Agindo preventivamente e cancelando a eleição por vontade própria, os edis se livram do risco e do ônus político de eventualmente, daqui a alguns meses, verem a eleição anulada de qualquer maneira, mas por força de decisão judicial. E agora ficam livres para realizar a eleição novamente, em qualquer data do 2º semestre.
Palavras do presidente
Pré-candidato a deputado estadual pelo PTB, o presidente da Câmara de Guarapari, Wendel Lima – principal beneficiário da antecipação e principal mentor do recuo –, explicitou as suas razões. Segundo ele, “a qualquer momento”, a OAB-ES ingressaria na Justiça com uma ação de inconstitucionalidade da emenda de 6 de abril:
“Quero dizer que nós tivemos dois questionamentos e nenhum deles me fez tomar essa decisão que nós acabamos de tomar em coletividade. Uma foi uma denúncia do Ministério Público, que quem fez essa denúncia perdeu. O Ministério Público arquivou essa denúncia. Deu improcedente a denúncia feita pelo presidente do PDT, porque o entendimento é que é a uma matéria interna corporis. Depois, a Ordem dos Advogados, em um movimento de um determinado advogado da cidade, não sei levantando a bandeira de qual lado político, foi e fez um movimento na Ordem. E fui numa reunião na Ordem e lá foi salientado que, a qualquer momento, entraria também esse pedido de inconstitucionalidade.”
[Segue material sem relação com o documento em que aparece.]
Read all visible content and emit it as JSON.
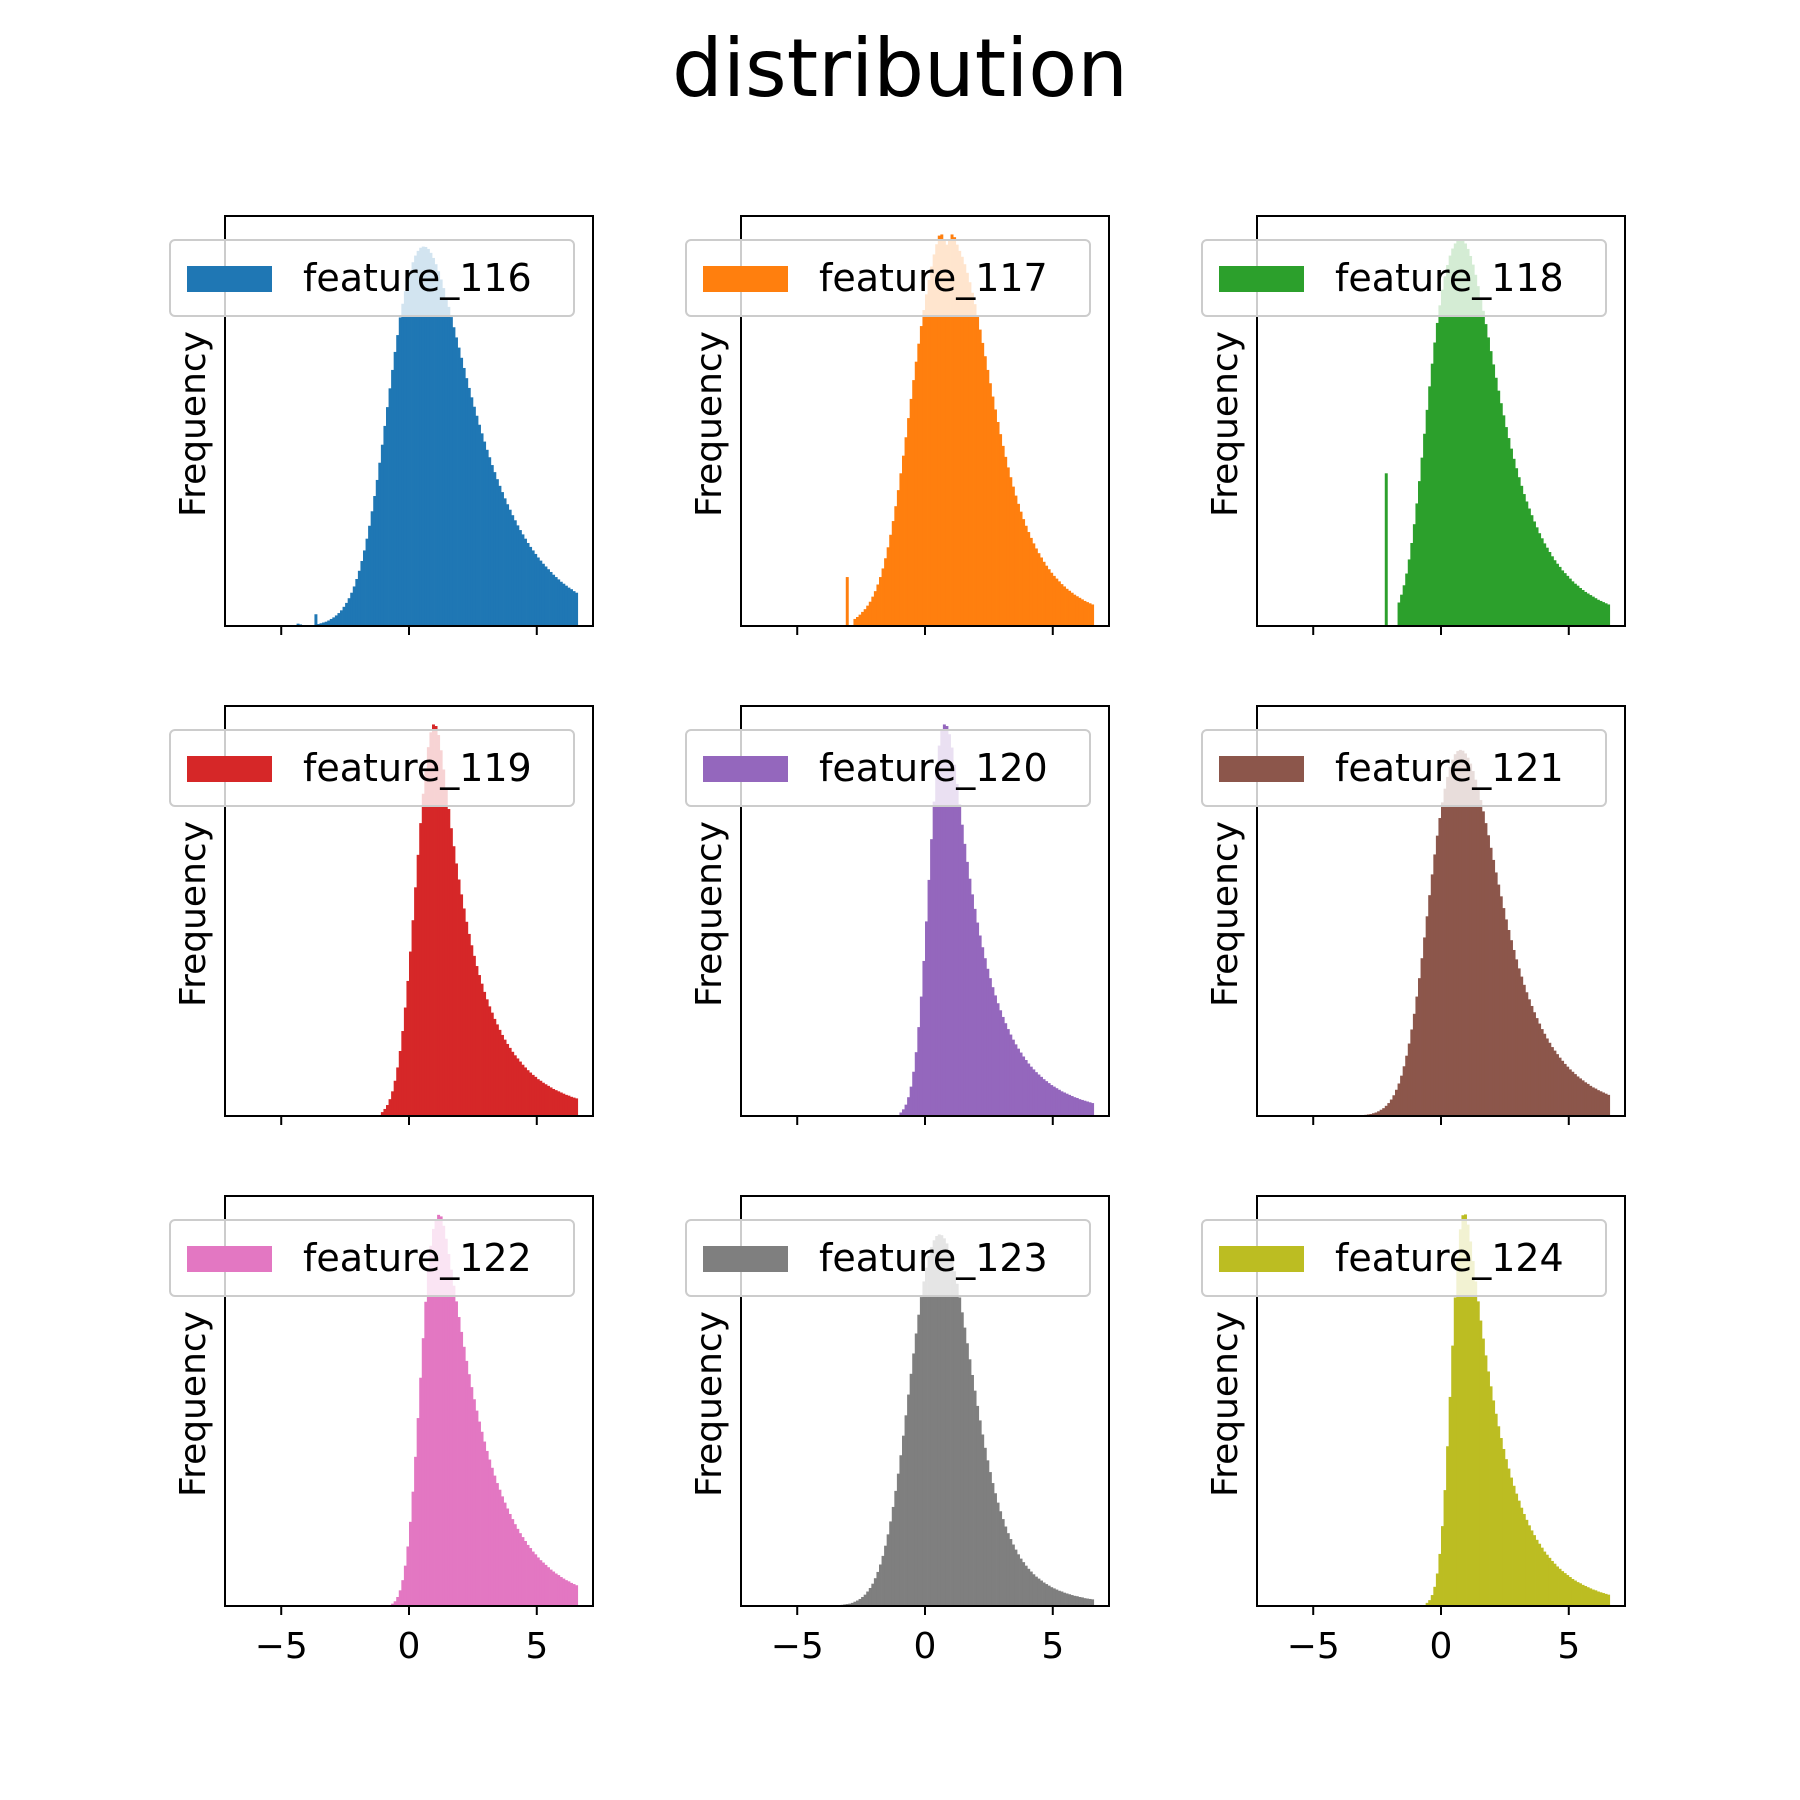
{
  "title": "distribution",
  "chart_data": {
    "type": "histogram",
    "title": "distribution",
    "layout": "3x3 subplots, shared x axis",
    "xlabel": "",
    "ylabel": "Frequency",
    "xlim": [
      -7.2,
      7.2
    ],
    "xticks": [
      -5,
      0,
      5
    ],
    "xtick_labels": [
      "−5",
      "0",
      "5"
    ],
    "y_ticks_shown": false,
    "legend_position": "top",
    "panels": [
      {
        "name": "feature_116",
        "color": "#1f77b4",
        "bins_start": -4.4,
        "bin_width": 0.1,
        "counts": [
          0.006,
          0.004,
          0.002,
          0.002,
          0.002,
          0.002,
          0.002,
          0.03,
          0.005,
          0.007,
          0.009,
          0.011,
          0.014,
          0.018,
          0.022,
          0.027,
          0.033,
          0.04,
          0.049,
          0.059,
          0.071,
          0.085,
          0.101,
          0.12,
          0.141,
          0.166,
          0.193,
          0.223,
          0.256,
          0.293,
          0.332,
          0.373,
          0.417,
          0.463,
          0.511,
          0.559,
          0.607,
          0.654,
          0.7,
          0.743,
          0.788,
          0.823,
          0.855,
          0.884,
          0.909,
          0.929,
          0.946,
          0.958,
          0.966,
          0.969,
          0.968,
          0.963,
          0.953,
          0.94,
          0.924,
          0.906,
          0.885,
          0.863,
          0.839,
          0.815,
          0.789,
          0.763,
          0.737,
          0.711,
          0.685,
          0.659,
          0.633,
          0.608,
          0.584,
          0.56,
          0.537,
          0.514,
          0.492,
          0.471,
          0.45,
          0.431,
          0.411,
          0.393,
          0.375,
          0.358,
          0.342,
          0.326,
          0.311,
          0.297,
          0.283,
          0.27,
          0.257,
          0.245,
          0.234,
          0.223,
          0.212,
          0.202,
          0.193,
          0.184,
          0.175,
          0.167,
          0.159,
          0.152,
          0.145,
          0.138,
          0.131,
          0.125,
          0.119,
          0.113,
          0.108,
          0.103,
          0.098,
          0.094,
          0.089,
          0.085
        ]
      },
      {
        "name": "feature_117",
        "color": "#ff7f0e",
        "bins_start": -4.4,
        "bin_width": 0.1,
        "counts": [
          0.002,
          0.002,
          0.002,
          0.002,
          0.002,
          0.002,
          0.002,
          0.002,
          0.002,
          0.002,
          0.002,
          0.002,
          0.002,
          0.125,
          0.002,
          0.002,
          0.018,
          0.023,
          0.029,
          0.036,
          0.043,
          0.052,
          0.062,
          0.075,
          0.089,
          0.106,
          0.125,
          0.147,
          0.173,
          0.201,
          0.233,
          0.268,
          0.306,
          0.347,
          0.39,
          0.435,
          0.482,
          0.531,
          0.58,
          0.628,
          0.675,
          0.721,
          0.766,
          0.807,
          0.847,
          0.884,
          0.918,
          0.949,
          0.975,
          0.997,
          1.0,
          0.985,
          0.974,
          0.985,
          1.0,
          0.993,
          0.974,
          0.958,
          0.943,
          0.924,
          0.902,
          0.878,
          0.851,
          0.822,
          0.79,
          0.757,
          0.723,
          0.689,
          0.654,
          0.62,
          0.586,
          0.553,
          0.521,
          0.49,
          0.46,
          0.432,
          0.405,
          0.38,
          0.356,
          0.333,
          0.312,
          0.292,
          0.273,
          0.256,
          0.24,
          0.225,
          0.211,
          0.198,
          0.186,
          0.175,
          0.164,
          0.154,
          0.145,
          0.136,
          0.128,
          0.121,
          0.114,
          0.107,
          0.101,
          0.095,
          0.09,
          0.085,
          0.08,
          0.076,
          0.072,
          0.068,
          0.064,
          0.061,
          0.058,
          0.055
        ]
      },
      {
        "name": "feature_118",
        "color": "#2ca02c",
        "bins_start": -4.4,
        "bin_width": 0.1,
        "counts": [
          0.002,
          0.002,
          0.002,
          0.002,
          0.002,
          0.002,
          0.002,
          0.002,
          0.002,
          0.002,
          0.002,
          0.002,
          0.002,
          0.002,
          0.002,
          0.002,
          0.002,
          0.002,
          0.002,
          0.002,
          0.002,
          0.002,
          0.39,
          0.002,
          0.002,
          0.002,
          0.002,
          0.06,
          0.08,
          0.104,
          0.134,
          0.17,
          0.212,
          0.26,
          0.313,
          0.37,
          0.43,
          0.491,
          0.552,
          0.612,
          0.67,
          0.724,
          0.774,
          0.819,
          0.859,
          0.893,
          0.922,
          0.946,
          0.964,
          0.977,
          0.985,
          0.988,
          0.986,
          0.977,
          0.963,
          0.945,
          0.923,
          0.897,
          0.868,
          0.837,
          0.805,
          0.771,
          0.737,
          0.702,
          0.668,
          0.634,
          0.601,
          0.569,
          0.538,
          0.508,
          0.48,
          0.453,
          0.427,
          0.403,
          0.38,
          0.358,
          0.337,
          0.318,
          0.3,
          0.283,
          0.267,
          0.252,
          0.237,
          0.224,
          0.211,
          0.2,
          0.189,
          0.178,
          0.168,
          0.159,
          0.151,
          0.142,
          0.135,
          0.128,
          0.121,
          0.114,
          0.108,
          0.103,
          0.097,
          0.092,
          0.087,
          0.083,
          0.079,
          0.075,
          0.071,
          0.067,
          0.064,
          0.061,
          0.058,
          0.055
        ]
      },
      {
        "name": "feature_119",
        "color": "#d62728",
        "bins_start": -4.4,
        "bin_width": 0.1,
        "counts": [
          0.002,
          0.002,
          0.002,
          0.002,
          0.002,
          0.002,
          0.002,
          0.002,
          0.002,
          0.002,
          0.002,
          0.002,
          0.002,
          0.002,
          0.002,
          0.002,
          0.002,
          0.002,
          0.002,
          0.002,
          0.002,
          0.002,
          0.002,
          0.002,
          0.002,
          0.002,
          0.002,
          0.002,
          0.002,
          0.002,
          0.002,
          0.002,
          0.002,
          0.01,
          0.018,
          0.028,
          0.043,
          0.063,
          0.09,
          0.124,
          0.166,
          0.217,
          0.277,
          0.345,
          0.42,
          0.5,
          0.584,
          0.667,
          0.748,
          0.823,
          0.888,
          0.942,
          0.98,
          1.0,
          0.996,
          0.973,
          0.934,
          0.885,
          0.834,
          0.784,
          0.735,
          0.689,
          0.645,
          0.604,
          0.566,
          0.53,
          0.496,
          0.465,
          0.436,
          0.409,
          0.383,
          0.36,
          0.338,
          0.317,
          0.298,
          0.28,
          0.264,
          0.248,
          0.234,
          0.22,
          0.207,
          0.195,
          0.184,
          0.174,
          0.164,
          0.155,
          0.147,
          0.139,
          0.131,
          0.124,
          0.117,
          0.111,
          0.105,
          0.1,
          0.094,
          0.09,
          0.085,
          0.081,
          0.077,
          0.073,
          0.069,
          0.066,
          0.063,
          0.06,
          0.057,
          0.054,
          0.052,
          0.049,
          0.047,
          0.045
        ]
      },
      {
        "name": "feature_120",
        "color": "#9467bd",
        "bins_start": -4.4,
        "bin_width": 0.1,
        "counts": [
          0.002,
          0.002,
          0.002,
          0.002,
          0.002,
          0.002,
          0.002,
          0.002,
          0.002,
          0.002,
          0.002,
          0.002,
          0.002,
          0.002,
          0.002,
          0.002,
          0.002,
          0.002,
          0.002,
          0.002,
          0.002,
          0.002,
          0.002,
          0.002,
          0.002,
          0.002,
          0.002,
          0.002,
          0.002,
          0.002,
          0.002,
          0.002,
          0.002,
          0.002,
          0.009,
          0.017,
          0.029,
          0.048,
          0.075,
          0.113,
          0.163,
          0.227,
          0.305,
          0.396,
          0.497,
          0.603,
          0.707,
          0.803,
          0.885,
          0.946,
          0.984,
          1.0,
          0.996,
          0.975,
          0.941,
          0.897,
          0.848,
          0.796,
          0.744,
          0.695,
          0.649,
          0.606,
          0.566,
          0.529,
          0.494,
          0.461,
          0.431,
          0.403,
          0.376,
          0.352,
          0.329,
          0.308,
          0.288,
          0.27,
          0.253,
          0.237,
          0.222,
          0.208,
          0.195,
          0.183,
          0.172,
          0.162,
          0.152,
          0.143,
          0.134,
          0.126,
          0.119,
          0.112,
          0.106,
          0.1,
          0.094,
          0.089,
          0.084,
          0.079,
          0.075,
          0.071,
          0.067,
          0.063,
          0.06,
          0.057,
          0.054,
          0.051,
          0.048,
          0.046,
          0.043,
          0.041,
          0.039,
          0.037,
          0.035,
          0.033
        ]
      },
      {
        "name": "feature_121",
        "color": "#8c564b",
        "bins_start": -4.4,
        "bin_width": 0.1,
        "counts": [
          0.002,
          0.002,
          0.002,
          0.002,
          0.002,
          0.002,
          0.002,
          0.002,
          0.002,
          0.002,
          0.002,
          0.002,
          0.002,
          0.002,
          0.003,
          0.004,
          0.005,
          0.007,
          0.009,
          0.012,
          0.016,
          0.02,
          0.026,
          0.033,
          0.042,
          0.053,
          0.067,
          0.083,
          0.103,
          0.127,
          0.154,
          0.185,
          0.221,
          0.261,
          0.305,
          0.352,
          0.403,
          0.456,
          0.51,
          0.564,
          0.617,
          0.668,
          0.716,
          0.761,
          0.801,
          0.836,
          0.866,
          0.891,
          0.91,
          0.924,
          0.932,
          0.935,
          0.933,
          0.926,
          0.915,
          0.9,
          0.881,
          0.859,
          0.834,
          0.807,
          0.778,
          0.748,
          0.717,
          0.685,
          0.654,
          0.622,
          0.591,
          0.561,
          0.531,
          0.502,
          0.475,
          0.449,
          0.424,
          0.4,
          0.377,
          0.356,
          0.335,
          0.316,
          0.298,
          0.281,
          0.265,
          0.25,
          0.236,
          0.222,
          0.21,
          0.198,
          0.187,
          0.176,
          0.167,
          0.158,
          0.149,
          0.141,
          0.133,
          0.126,
          0.119,
          0.113,
          0.107,
          0.101,
          0.096,
          0.091,
          0.086,
          0.082,
          0.077,
          0.073,
          0.07,
          0.066,
          0.063,
          0.06,
          0.057,
          0.054
        ]
      },
      {
        "name": "feature_122",
        "color": "#e377c2",
        "bins_start": -4.4,
        "bin_width": 0.1,
        "counts": [
          0.002,
          0.002,
          0.002,
          0.002,
          0.002,
          0.002,
          0.002,
          0.002,
          0.002,
          0.002,
          0.002,
          0.002,
          0.002,
          0.002,
          0.002,
          0.002,
          0.002,
          0.002,
          0.002,
          0.002,
          0.002,
          0.002,
          0.002,
          0.002,
          0.002,
          0.002,
          0.002,
          0.002,
          0.002,
          0.002,
          0.002,
          0.002,
          0.002,
          0.002,
          0.002,
          0.002,
          0.002,
          0.006,
          0.012,
          0.023,
          0.04,
          0.066,
          0.103,
          0.152,
          0.215,
          0.292,
          0.381,
          0.48,
          0.583,
          0.684,
          0.777,
          0.857,
          0.92,
          0.963,
          0.988,
          0.999,
          0.995,
          0.971,
          0.938,
          0.899,
          0.859,
          0.818,
          0.778,
          0.738,
          0.7,
          0.662,
          0.626,
          0.592,
          0.559,
          0.528,
          0.499,
          0.471,
          0.445,
          0.42,
          0.396,
          0.374,
          0.353,
          0.333,
          0.314,
          0.297,
          0.28,
          0.264,
          0.249,
          0.235,
          0.222,
          0.209,
          0.197,
          0.186,
          0.176,
          0.166,
          0.156,
          0.148,
          0.139,
          0.132,
          0.124,
          0.117,
          0.111,
          0.105,
          0.099,
          0.093,
          0.088,
          0.083,
          0.079,
          0.074,
          0.07,
          0.066,
          0.063,
          0.059,
          0.056,
          0.053
        ]
      },
      {
        "name": "feature_123",
        "color": "#7f7f7f",
        "bins_start": -4.4,
        "bin_width": 0.1,
        "counts": [
          0.002,
          0.002,
          0.002,
          0.002,
          0.002,
          0.002,
          0.002,
          0.002,
          0.002,
          0.002,
          0.002,
          0.003,
          0.004,
          0.005,
          0.006,
          0.008,
          0.011,
          0.014,
          0.018,
          0.023,
          0.029,
          0.037,
          0.046,
          0.057,
          0.071,
          0.087,
          0.106,
          0.128,
          0.154,
          0.183,
          0.216,
          0.253,
          0.294,
          0.338,
          0.385,
          0.435,
          0.487,
          0.54,
          0.593,
          0.645,
          0.696,
          0.744,
          0.789,
          0.829,
          0.864,
          0.894,
          0.917,
          0.934,
          0.945,
          0.949,
          0.947,
          0.939,
          0.926,
          0.907,
          0.883,
          0.855,
          0.823,
          0.788,
          0.75,
          0.711,
          0.671,
          0.63,
          0.59,
          0.55,
          0.511,
          0.474,
          0.438,
          0.404,
          0.372,
          0.342,
          0.314,
          0.288,
          0.264,
          0.242,
          0.222,
          0.203,
          0.186,
          0.171,
          0.157,
          0.144,
          0.132,
          0.121,
          0.112,
          0.103,
          0.095,
          0.088,
          0.081,
          0.075,
          0.07,
          0.065,
          0.06,
          0.056,
          0.052,
          0.048,
          0.045,
          0.042,
          0.039,
          0.037,
          0.034,
          0.032,
          0.03,
          0.028,
          0.026,
          0.025,
          0.023,
          0.022,
          0.02,
          0.019,
          0.018,
          0.017
        ]
      },
      {
        "name": "feature_124",
        "color": "#bcbd22",
        "bins_start": -4.4,
        "bin_width": 0.1,
        "counts": [
          0.002,
          0.002,
          0.002,
          0.002,
          0.002,
          0.002,
          0.002,
          0.002,
          0.002,
          0.002,
          0.002,
          0.002,
          0.002,
          0.002,
          0.002,
          0.002,
          0.002,
          0.002,
          0.002,
          0.002,
          0.002,
          0.002,
          0.002,
          0.002,
          0.002,
          0.002,
          0.002,
          0.002,
          0.002,
          0.002,
          0.002,
          0.002,
          0.002,
          0.002,
          0.002,
          0.002,
          0.002,
          0.002,
          0.008,
          0.015,
          0.028,
          0.049,
          0.083,
          0.133,
          0.204,
          0.296,
          0.408,
          0.534,
          0.665,
          0.788,
          0.89,
          0.962,
          0.998,
          1.0,
          0.974,
          0.931,
          0.881,
          0.829,
          0.778,
          0.729,
          0.683,
          0.64,
          0.599,
          0.561,
          0.525,
          0.491,
          0.459,
          0.429,
          0.401,
          0.375,
          0.351,
          0.328,
          0.307,
          0.287,
          0.269,
          0.251,
          0.235,
          0.22,
          0.206,
          0.193,
          0.181,
          0.169,
          0.159,
          0.149,
          0.139,
          0.131,
          0.123,
          0.115,
          0.108,
          0.101,
          0.095,
          0.089,
          0.084,
          0.079,
          0.074,
          0.069,
          0.065,
          0.061,
          0.058,
          0.054,
          0.051,
          0.048,
          0.045,
          0.042,
          0.04,
          0.037,
          0.035,
          0.033,
          0.031,
          0.029
        ]
      }
    ]
  }
}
Ele explicou, ainda, por que preferiu não litigar na Justiça:
“Podia brigar por essa constitucionalidade? Podia, sim. Até porque eu gosto de desafios. Mas eu acho que a democracia vale no voto. Então, se eu tiver a adesão da maioria dos colegas, numa próxima oportunidade, se lá eu estiver com meu nome à disposição, eu vou lutar para conseguir êxito no processo. E assim eu sempre fiz. Nunca me acovardei a nada. Sempre coloquei minha cara na reta.”.